Her şey farklı olabilirdi, demek bir çeşit intihar yöntemi. Aslında, hiçbir şey farklı olamazdı. Olamazdı, çünkü farklı olsaydı ben şimdiki ben olamazdım. Yani nefret ettiğim diğer insanlardan birine dönüşebilirdim. O zaman da kendimi sevmezdim muhtemelen.

12/06/2012

Az önce karnemi yırtıp atmayı düşündüm. Nedeni yoktu. Aslında vardı içten içe ama umrumda değil. Düşünmeye ihtiyacım yok.

Ben sadece... okuldan sandığım kadar hoşlanmadığımı fark ediyorum. İnsanların beni ne kadar farklı tanıdığımı, kendimi ne kadar farklı tanıttığımı. Ve düşündüğüm kadar mükemmel, anlayışlı, sevecen insanlarla birlikte olmadığımı.
Açıkçası iki sene sonra ayrılacağım insanlar umurumda değiller. 

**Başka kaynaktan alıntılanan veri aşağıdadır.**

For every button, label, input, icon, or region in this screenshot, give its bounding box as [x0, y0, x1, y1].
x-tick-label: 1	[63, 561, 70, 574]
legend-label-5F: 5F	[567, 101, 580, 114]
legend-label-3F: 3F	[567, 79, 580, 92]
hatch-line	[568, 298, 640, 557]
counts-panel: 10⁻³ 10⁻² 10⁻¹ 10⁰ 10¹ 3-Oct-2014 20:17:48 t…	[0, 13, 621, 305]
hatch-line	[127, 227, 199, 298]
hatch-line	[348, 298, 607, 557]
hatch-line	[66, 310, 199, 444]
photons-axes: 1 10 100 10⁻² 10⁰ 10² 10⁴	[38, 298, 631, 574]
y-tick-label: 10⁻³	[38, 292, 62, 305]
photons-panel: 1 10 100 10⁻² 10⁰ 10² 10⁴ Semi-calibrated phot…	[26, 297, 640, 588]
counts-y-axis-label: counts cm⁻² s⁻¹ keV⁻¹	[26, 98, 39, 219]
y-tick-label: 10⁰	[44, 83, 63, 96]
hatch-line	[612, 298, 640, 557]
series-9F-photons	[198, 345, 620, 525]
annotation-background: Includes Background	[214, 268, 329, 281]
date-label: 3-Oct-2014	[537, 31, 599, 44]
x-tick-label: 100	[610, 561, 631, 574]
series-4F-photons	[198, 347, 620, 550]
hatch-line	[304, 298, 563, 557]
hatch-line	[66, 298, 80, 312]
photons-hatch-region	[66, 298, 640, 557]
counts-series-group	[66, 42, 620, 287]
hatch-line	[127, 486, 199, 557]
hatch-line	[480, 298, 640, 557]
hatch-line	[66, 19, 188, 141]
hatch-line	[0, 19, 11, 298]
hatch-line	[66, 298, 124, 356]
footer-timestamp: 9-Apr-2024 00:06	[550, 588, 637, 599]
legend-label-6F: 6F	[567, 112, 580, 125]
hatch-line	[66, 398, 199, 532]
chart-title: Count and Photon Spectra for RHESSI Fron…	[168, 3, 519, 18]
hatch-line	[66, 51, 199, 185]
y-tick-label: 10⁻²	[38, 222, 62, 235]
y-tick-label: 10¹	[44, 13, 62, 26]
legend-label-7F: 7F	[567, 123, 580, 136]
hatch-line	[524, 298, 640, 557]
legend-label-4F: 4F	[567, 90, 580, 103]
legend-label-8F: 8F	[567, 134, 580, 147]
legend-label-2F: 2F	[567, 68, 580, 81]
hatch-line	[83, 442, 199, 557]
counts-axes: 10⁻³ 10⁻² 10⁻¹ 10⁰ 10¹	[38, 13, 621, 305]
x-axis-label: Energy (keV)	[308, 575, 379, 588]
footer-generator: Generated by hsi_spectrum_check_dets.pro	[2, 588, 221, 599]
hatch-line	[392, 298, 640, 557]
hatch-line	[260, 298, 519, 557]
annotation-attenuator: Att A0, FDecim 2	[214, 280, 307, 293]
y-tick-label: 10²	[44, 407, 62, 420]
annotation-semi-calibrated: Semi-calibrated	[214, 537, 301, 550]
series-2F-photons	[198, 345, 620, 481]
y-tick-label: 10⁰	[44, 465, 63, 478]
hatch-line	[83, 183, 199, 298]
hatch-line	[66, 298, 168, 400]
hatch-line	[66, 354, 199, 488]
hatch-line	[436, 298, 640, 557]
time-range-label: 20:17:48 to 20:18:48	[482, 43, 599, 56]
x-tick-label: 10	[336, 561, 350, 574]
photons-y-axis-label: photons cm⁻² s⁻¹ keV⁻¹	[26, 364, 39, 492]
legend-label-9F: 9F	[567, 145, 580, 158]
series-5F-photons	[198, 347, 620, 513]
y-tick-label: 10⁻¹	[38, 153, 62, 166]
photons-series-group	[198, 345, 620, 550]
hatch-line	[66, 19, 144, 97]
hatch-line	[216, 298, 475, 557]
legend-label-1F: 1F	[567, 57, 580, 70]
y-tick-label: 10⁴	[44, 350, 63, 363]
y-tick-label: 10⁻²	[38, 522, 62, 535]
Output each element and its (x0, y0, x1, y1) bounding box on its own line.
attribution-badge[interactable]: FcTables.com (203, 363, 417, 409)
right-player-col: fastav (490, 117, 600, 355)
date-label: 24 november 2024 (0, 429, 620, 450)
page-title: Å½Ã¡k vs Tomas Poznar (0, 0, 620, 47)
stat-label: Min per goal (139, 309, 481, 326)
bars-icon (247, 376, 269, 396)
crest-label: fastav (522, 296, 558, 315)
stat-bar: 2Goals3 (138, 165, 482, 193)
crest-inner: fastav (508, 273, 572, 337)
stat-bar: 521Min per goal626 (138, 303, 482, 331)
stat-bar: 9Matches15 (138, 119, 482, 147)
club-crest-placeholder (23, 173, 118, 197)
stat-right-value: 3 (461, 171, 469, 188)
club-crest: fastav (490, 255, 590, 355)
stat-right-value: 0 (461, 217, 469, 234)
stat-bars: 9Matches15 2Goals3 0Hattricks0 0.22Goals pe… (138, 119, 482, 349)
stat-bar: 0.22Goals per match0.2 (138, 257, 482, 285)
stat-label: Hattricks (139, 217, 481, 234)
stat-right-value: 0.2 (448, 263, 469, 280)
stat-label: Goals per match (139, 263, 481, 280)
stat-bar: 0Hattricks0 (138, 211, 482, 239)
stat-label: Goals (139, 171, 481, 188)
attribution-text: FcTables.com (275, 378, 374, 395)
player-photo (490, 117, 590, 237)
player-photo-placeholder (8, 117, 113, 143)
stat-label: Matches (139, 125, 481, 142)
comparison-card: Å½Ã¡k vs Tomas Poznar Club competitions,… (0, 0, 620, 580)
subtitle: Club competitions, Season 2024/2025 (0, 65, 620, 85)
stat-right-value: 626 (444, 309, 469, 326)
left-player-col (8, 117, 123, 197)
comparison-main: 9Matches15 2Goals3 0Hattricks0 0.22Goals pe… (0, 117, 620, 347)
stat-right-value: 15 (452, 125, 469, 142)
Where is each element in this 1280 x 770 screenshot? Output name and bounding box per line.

Çünkü arkadaşlıkları iki üç solucanın bir araya gelip başkalarının kıyafetlerini, suratlarını, bacaklarını eleştirmesinden ibaret. 
Çünkü nefretleri bile inançlı değil.
Çünkü bir şeyler sırf havalı olsun diye savunuyorlar.
Çünkü bazı cümleleri sırf gösteriş olsun diye kuruyorlar.
Paralarını göz boyamak için harcıyorlar. 
Başarılı olanlara inek, başarısızlara tembel diyorlar ama kendilerini bir kefeye koymuyorlar.
Egoistler ama içleri bomboş.
Boş kutu gibiler.

05/09/2012

Eğer bu günlük bir intihar mektubu olsaydı yazdığım son cümleler ne olurdu?
Sevgili hayatım,
seni yaşamak benim tercihim olmamasına rağmen beni mahvettiğin için teşekkür ederim.
Sahip olduğum şeyler birer seçim değildi. Böyle kararlar insanlara ait değildir.

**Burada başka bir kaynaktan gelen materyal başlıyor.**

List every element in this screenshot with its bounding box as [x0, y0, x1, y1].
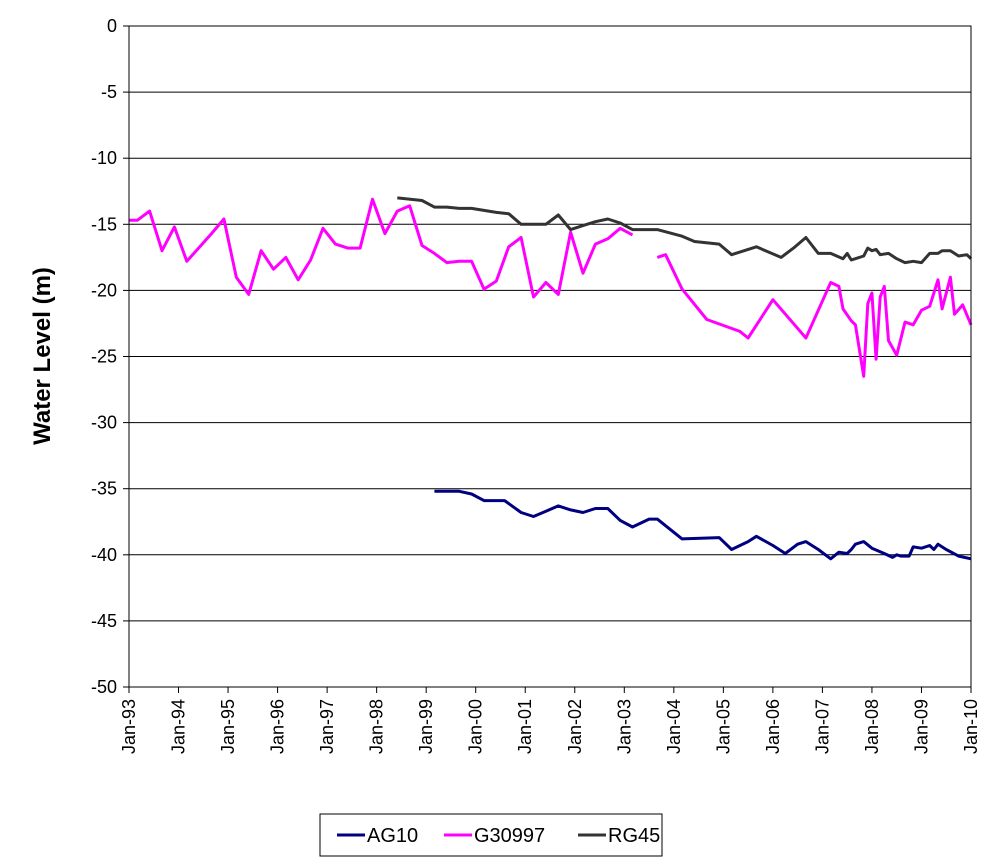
legend-label-rg45: RG45 [608, 825, 660, 847]
x-tick-label: Jan-01 [515, 699, 535, 754]
x-tick-label: Jan-05 [713, 699, 733, 754]
series-line-g30997 [129, 197, 973, 378]
y-tick-label: -45 [91, 611, 117, 631]
series-line-rg45 [397, 196, 973, 265]
y-tick-label: -50 [91, 677, 117, 697]
x-tick-label: Jan-09 [911, 699, 931, 754]
y-gridlines [129, 91, 971, 622]
x-tick-label: Jan-97 [317, 699, 337, 754]
x-tick-label: Jan-00 [466, 699, 486, 754]
x-tick-label: Jan-93 [119, 699, 139, 754]
y-tick-label: -25 [91, 347, 117, 367]
x-tick-label: Jan-06 [763, 699, 783, 754]
legend: AG10 G30997 RG45 [319, 813, 663, 857]
y-tick-label: 0 [107, 16, 117, 36]
y-tick-label: -35 [91, 479, 117, 499]
series-line-ag10 [434, 489, 972, 561]
legend-label-g30997: G30997 [474, 825, 545, 847]
y-tick-label: -20 [91, 280, 117, 300]
x-tick-label: Jan-95 [218, 699, 238, 754]
x-tick-label: Jan-07 [812, 699, 832, 754]
x-tick-label: Jan-96 [268, 699, 288, 754]
y-tick-label: -10 [91, 148, 117, 168]
x-tick-label: Jan-94 [169, 699, 189, 754]
y-tick-label: -5 [101, 82, 117, 102]
x-tick-label: Jan-08 [862, 699, 882, 754]
x-tick-label: Jan-98 [367, 699, 387, 754]
x-tick-label: Jan-03 [614, 699, 634, 754]
series-lines [129, 196, 973, 561]
x-tick-label: Jan-99 [416, 699, 436, 754]
y-tick-label: -40 [91, 545, 117, 565]
y-tick-label: -15 [91, 214, 117, 234]
y-axis: 0 -5 -10 -15 -20 -25 -30 -35 -40 -45 -50 [91, 16, 129, 697]
x-axis: Jan-93 Jan-94 Jan-95 Jan-96 Jan-97 Jan-98 Jan-… [119, 687, 981, 754]
legend-label-ag10: AG10 [367, 825, 418, 847]
x-tick-label: Jan-10 [961, 699, 981, 754]
y-axis-title: Water Level (m) [29, 267, 56, 445]
x-tick-label: Jan-02 [565, 699, 585, 754]
x-tick-label: Jan-04 [664, 699, 684, 754]
y-tick-label: -30 [91, 413, 117, 433]
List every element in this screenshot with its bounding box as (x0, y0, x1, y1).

Mücadeleyle dolu bir yerde doğdum. Küçükken bana masallar anlattılar, sanırım hepsi yalanmış.
Kendisine saygı duyduğum için aramızda boşluk bıraktığım kadın, kasada beni beklettiğin için; ve ondan sonra gelip önüme geçen salak, iyi niyetli olduğuma pişman olmama neden olduğun için sizden iğreniyorum.

Beni umutlarla büyüttüler. Gelecek çok uzaktaymış gibi. Yoldan geçerken elimden tutarlardı ama nasıl yalnız geçeceğimi anlatmadılar, alt geçitleri kullandım.
Benim zeka seviyemi belirleyen şeyler sınavlardı. Aynı yarışta çitayla kaplumbağayı yarıştırıyorlardı. Her şey o kadar şansa bırakılmıştı ki insanlar birbirlerinin açığını arıyordu. Kaplumbağaların tek bir şansı vardır, nefret.

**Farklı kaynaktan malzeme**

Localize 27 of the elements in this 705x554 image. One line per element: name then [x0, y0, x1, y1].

Türkiye'de insanlar başarmak için nefret ederler.
Ülkemi sevmiyorum. Sadece zavallı insanlara merhamet duyuyorum. Çocukları ölüyor ama hala vatan sağolsun, diyorlar. 

Ben herkese küfrederdim.

Müzisyen olmak istediğimde imkansız olduğunu söylediler. İyi hikaye yazdığım için "sen sözelci aptalın tekisin" dediler. Sayısal derslerimi düzelttim, inek oldum. Defalarca kez kulaklarımı tıkadım çünkü insanların söyledikleri gerçeği değiştirmezdi.

Eğer bir gün gitmek isteseydim, o gün bu olurdu. Gelecekten beklentim yok. Çünkü gelecek "iyi maaş" demek. Yeteneklerim köreliyor, onlar gibi olacağım. Günde 500 soru çözmemi isteyen bir annem var. 16,5 yaşındayım ama çözemediğim her soruda biraz daha yaşlanıyorum. Sürekli sinirden ağlıyorum. 

İnsanların üzülüp üzülmemesi pek umurumda değil. 16 yıl bile fazla bu dünyada. Ben sadece kutuplardaki hayvanlara yardım etmek, birkaç kitap yazıp insanları düşündürmek istemiştim. Sonra da basitçe ölürdüm. Amacım nirvanaya ulaşmak ya da milyoner olmak değildi. Kendime zarar vermek hiç değildi, çünkü hep çok bencildim. Değil mi?




5 Şubat 2016 Cuma

Edebiyatı sevmiyorum. Kurguları sevmiyorum. İşime yaramayacak şeyleri okumayı sevmiyorum.